Cats also like to fetch. They just have to want to. | News

Dogs are known to like fetching, but it is less well known that cats like to do it too.

Retrieving combines elements of predatory and social behavior in both animals, despite their very different hunting and playing styles, researchers from the University of Lincoln, UK found. It was reported by The Washington Post.

Although their domestication and natural behavior are very different, cats and dogs have a lot in common. Both types of animals are predators, they live together with humans and enjoy fun times with them. Scientists in the newly published studied found that 40.9 percent of 8,224 cats and 77.8 percent of 73,724 dogs surveyed “sometimes, usually, or always” retrieved.

The researchers followed up on research from 2023 that examined 924 cats and found that all of them showed some key characteristics of retrieval. Pets have brought back to their owners all sorts of items from toys to paper balls to pens, bottle caps and even shoes. But cats were usually not trained to retrieve, so they behaved completely spontaneously. At the same time, they preferred to initiate the fetch game themselves and played more often when the toy was brought back to their master than when he threw it.
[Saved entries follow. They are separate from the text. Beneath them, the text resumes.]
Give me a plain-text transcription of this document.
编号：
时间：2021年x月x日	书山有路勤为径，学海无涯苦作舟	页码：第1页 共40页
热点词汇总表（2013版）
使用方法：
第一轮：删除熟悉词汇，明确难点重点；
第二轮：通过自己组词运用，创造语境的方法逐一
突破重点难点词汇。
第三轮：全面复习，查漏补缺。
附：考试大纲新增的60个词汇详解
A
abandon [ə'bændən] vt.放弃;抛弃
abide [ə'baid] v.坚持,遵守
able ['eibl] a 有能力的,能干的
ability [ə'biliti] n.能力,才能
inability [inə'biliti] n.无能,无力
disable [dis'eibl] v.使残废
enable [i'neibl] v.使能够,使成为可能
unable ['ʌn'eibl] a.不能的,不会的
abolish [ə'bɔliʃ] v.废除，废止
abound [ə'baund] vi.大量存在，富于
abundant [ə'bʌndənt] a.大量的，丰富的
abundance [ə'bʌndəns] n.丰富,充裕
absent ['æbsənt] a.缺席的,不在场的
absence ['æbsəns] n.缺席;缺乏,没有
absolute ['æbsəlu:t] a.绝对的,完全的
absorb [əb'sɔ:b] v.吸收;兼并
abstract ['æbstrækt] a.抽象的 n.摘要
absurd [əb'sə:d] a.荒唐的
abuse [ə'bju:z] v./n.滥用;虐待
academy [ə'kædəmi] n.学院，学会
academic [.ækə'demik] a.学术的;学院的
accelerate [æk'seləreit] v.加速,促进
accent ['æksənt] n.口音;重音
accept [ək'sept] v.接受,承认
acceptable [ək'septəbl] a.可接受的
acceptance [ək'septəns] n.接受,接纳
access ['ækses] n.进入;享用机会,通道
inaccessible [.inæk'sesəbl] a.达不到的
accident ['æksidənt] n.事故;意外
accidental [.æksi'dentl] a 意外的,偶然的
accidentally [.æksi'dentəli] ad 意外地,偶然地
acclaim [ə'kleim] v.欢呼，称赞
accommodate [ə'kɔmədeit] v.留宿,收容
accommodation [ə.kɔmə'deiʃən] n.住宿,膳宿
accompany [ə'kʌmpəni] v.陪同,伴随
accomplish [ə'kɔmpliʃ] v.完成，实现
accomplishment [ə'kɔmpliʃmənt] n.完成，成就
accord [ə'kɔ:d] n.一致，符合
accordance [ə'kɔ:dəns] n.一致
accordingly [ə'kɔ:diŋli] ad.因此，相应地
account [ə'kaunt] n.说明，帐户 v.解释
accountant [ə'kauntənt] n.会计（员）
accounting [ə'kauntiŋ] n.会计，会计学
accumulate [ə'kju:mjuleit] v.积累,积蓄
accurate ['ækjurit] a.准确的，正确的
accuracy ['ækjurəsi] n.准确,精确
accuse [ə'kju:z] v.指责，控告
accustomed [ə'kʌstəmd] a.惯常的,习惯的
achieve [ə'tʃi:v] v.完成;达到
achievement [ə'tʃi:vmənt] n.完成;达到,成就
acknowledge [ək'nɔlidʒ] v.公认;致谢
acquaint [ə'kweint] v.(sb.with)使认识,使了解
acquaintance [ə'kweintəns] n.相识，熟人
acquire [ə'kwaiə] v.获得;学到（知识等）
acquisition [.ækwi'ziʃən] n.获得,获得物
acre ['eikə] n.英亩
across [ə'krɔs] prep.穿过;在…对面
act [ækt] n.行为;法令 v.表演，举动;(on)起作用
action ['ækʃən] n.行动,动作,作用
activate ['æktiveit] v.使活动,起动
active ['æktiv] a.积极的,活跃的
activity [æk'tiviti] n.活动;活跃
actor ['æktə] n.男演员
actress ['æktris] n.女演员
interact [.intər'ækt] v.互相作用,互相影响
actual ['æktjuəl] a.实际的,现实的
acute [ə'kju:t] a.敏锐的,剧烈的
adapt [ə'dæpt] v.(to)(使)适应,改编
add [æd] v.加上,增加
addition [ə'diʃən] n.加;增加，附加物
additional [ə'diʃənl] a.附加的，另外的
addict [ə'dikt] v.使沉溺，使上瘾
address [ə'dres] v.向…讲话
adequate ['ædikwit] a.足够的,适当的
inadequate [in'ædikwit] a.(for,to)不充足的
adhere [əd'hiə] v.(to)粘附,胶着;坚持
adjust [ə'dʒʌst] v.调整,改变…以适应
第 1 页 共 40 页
A key question in the British team’s study was why some cats fetch more often than others. In dogs, fetch is one of the most common forms of human-dog play, as many dog ​​breeds have been specifically bred by humans to aid in hunting and retrieve prey. What both carnivore species have in common is that they carry away their prey after killing, which may partly explain the origin of the retrieving habit.

The results show that males fetched more often in cats and dogs. Old age and health problems, on the other hand, reduced the likelihood that animals would play in this way, as well as in cases where there was a dog in the household with any animal. In terms of cat breeds, the researchers found that Siamese, Tonkinese, Burmese and Bengal cats were the most frequent retrievers. This was related to their activity: the more the cats ran, jumped, played with new objects and initiated play with their owners, the more often they retrieved.